Video games, regardless of the console you choose to play them on or the decade from which said console originates, are pretty timeless. Personally, I can go from playing Super Mario Bros. on my Super Nintendo to playing Mario Maker on my Wii U, one right after the other, and have the same sort of fun with both. Because, well, video games. But who would have thought that the positive effects of video games aren't as few and far between as our parents once claimed them to be? You know, telling us that over stimulation from watching TV would rot our brains, etc. Joke's on you, guys! There's actually a lot of good to be gained from chillin' out max and relaxin' all cool in front of the tube.
In a 2012 TED Talk, video game designer Jane McGonigal stressed the importance of putting aside the time to engage in video games of pretty much any kind for your mind to both relax from the daily grind and work to solve puzzles or stay connected to others socially. And also, to stay connected to your kids:
Parents who spend more time playing video games with their kids have much stronger real-life relationships with them.
And not only that, but the positive effects of video games extend beyond bonding with your kids and relaxing your brain — video games can actually make your parenting skills stronger. They can teach you things like, oh I don't know, how to have an insane amount of patience, which is necessary both when dealing with whiny kids and end-of-the-level bosses who need to be taken down. Or how it's OK to ask for help as a parent, whether it be from a partner, family member, or friend.
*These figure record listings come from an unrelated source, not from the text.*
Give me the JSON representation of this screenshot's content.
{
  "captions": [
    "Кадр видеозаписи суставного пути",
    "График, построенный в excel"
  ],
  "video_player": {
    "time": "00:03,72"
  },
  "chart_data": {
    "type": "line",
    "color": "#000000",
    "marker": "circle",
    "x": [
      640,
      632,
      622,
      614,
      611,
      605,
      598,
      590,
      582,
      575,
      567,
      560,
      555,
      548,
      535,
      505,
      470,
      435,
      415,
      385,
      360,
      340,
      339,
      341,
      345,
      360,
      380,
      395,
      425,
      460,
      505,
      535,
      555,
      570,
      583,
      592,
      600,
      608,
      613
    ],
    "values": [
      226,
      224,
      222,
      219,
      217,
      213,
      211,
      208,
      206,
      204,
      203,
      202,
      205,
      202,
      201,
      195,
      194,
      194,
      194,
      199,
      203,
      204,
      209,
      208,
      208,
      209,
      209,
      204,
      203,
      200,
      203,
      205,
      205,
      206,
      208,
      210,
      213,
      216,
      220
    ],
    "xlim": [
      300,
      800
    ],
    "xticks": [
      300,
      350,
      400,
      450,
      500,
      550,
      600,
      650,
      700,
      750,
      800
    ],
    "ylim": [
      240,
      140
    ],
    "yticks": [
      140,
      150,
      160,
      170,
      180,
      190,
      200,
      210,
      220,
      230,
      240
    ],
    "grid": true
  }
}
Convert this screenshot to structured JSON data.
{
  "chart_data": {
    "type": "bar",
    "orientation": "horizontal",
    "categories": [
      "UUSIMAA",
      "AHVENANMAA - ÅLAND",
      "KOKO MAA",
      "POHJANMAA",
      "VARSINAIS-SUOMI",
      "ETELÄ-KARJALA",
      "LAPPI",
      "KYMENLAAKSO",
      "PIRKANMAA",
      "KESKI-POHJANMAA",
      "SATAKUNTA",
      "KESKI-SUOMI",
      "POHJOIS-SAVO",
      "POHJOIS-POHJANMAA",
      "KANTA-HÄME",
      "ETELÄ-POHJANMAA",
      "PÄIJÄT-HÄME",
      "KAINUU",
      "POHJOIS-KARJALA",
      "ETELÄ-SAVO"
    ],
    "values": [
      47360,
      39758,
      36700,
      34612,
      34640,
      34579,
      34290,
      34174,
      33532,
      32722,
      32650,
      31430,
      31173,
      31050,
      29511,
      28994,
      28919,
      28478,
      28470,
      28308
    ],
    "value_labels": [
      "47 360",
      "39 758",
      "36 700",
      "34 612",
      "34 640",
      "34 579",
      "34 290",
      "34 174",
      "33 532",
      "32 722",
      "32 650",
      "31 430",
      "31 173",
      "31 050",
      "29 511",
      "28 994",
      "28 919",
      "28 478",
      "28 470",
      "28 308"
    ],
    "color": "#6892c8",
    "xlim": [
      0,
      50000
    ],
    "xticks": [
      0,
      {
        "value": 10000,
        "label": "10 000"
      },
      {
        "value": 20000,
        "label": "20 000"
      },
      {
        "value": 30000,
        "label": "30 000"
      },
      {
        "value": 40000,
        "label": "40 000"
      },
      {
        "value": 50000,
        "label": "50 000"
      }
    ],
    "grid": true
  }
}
All around, despite what negative perceptions you might have about video games and the quality of parenting displayed by the adults who play them, video games can seriously teach you some of these choice things about parenting that make you into a better parent entirely.
You know, like when you're waiting for that gigantic bee in Donkey Kong to just stop buzzing around your barrel before shooting out? And then getting stung anyway and needing to start all over again? And then three more times after that? It's kind of like dealing with a cranky toddler or irate adolescent. Just wait for them to chill the eff out before risking getting stung.
As in, not giving up on your kid's potty training just like you never gave up on that ship level of Golden Eye.
You know, for catching that bottle that you see out of the corner of your eye right before it collides with the kitchen floor after your toddler climbed up on the counter right after you told him not to.
When you're playing video games, you basically have to play a level twice just to get a lay of the land and see what works, and then finally work toward beating it. Kind of like seeing which foods your kid is going to eat this week, despite their previous week-long obsession with hot dogs (that now seem to disgust them).
I don't know about you, but I never got anywhere in Super Mario Bros. or Zelda by working alone. Usually it was my brother tagging me out for a breather, and now it's my husband on the team. Just like it's my husband on my parenting team, with us working as a force to get our kid out of diapers and into a toddler bed.
In video games, not everyone gets to be the hero all the time. Like, someone has to be Luigi. It's fine. Luigi is important. And even when you're Batman, sometimes Batman is just, like, creepin' down the street instead of flying from the top of a building, and that's important too. Seriously, sometimes it's cool to just be brave and slink through the levels (and real-life through life obstacles) without being showy but still getting things done. If you can be brave in your kids' eyes without being an unattainable hero, you're kind of a hero on their level.
And no, it isn't saving Princess Peach from Bowser.
Because no kid is interested in playing video games with a parent who is reminding them at the end of every level that they still have homework to do. When it's video game time, you're a kid again. Not only will you benefit from that break, but your child will too. Growing up with video games can stick with you, making you ready to pass on that love and be able to bond with your kid without forcing it.
Instead of resorting to the sort of shouting matches you didn't realize you were even capable of having with a 3-year-old.
Immersing yourself in video games is sometimes like slipping into a whole other world, especially when you've got a 4-hour gaming marathon going on. But it also teaches you from a young age to use that imagination and run wild with it. In fact, video games teach you that sometimes, that is the only way to succeed at something. As a parent, being able to promote using your imagination instead of pouting about having nothing to do can be the difference between a kid building forts in their room and a kid doing the Charlie Brown slouched-shoulders walk through the house about how bored they are.
Being able to relax with some video games alongside your kid is an easy alternative to coming home from work and slouching down on the couch to complain about the day you just had. Instead, playing video games teaches you how to let lose and just not care, if only for an hour. Plus, you get to have quality time with your kid.
You may have only beat the boss in your video game, but that feat and the journey there kind of makes you feel like you can accomplish anything. And as a parent, that is the sort of mentality we could all stand to have.
There is no other word for what makes you keep going back to the video game that's been kicking your ass, but having self-discipline as a parent also makes it possible to take a breather when your kid is being a total jerk, and come back to them later.
While it may not seem like the biggest deal to find your way through intricate levels across a gaming universe that is as complicated as the real one, doing so requires you to use your whole brain to succeed. And that sort of strategic planning in the game-verse translates to your real-life planning for your family, your kids, and yourself.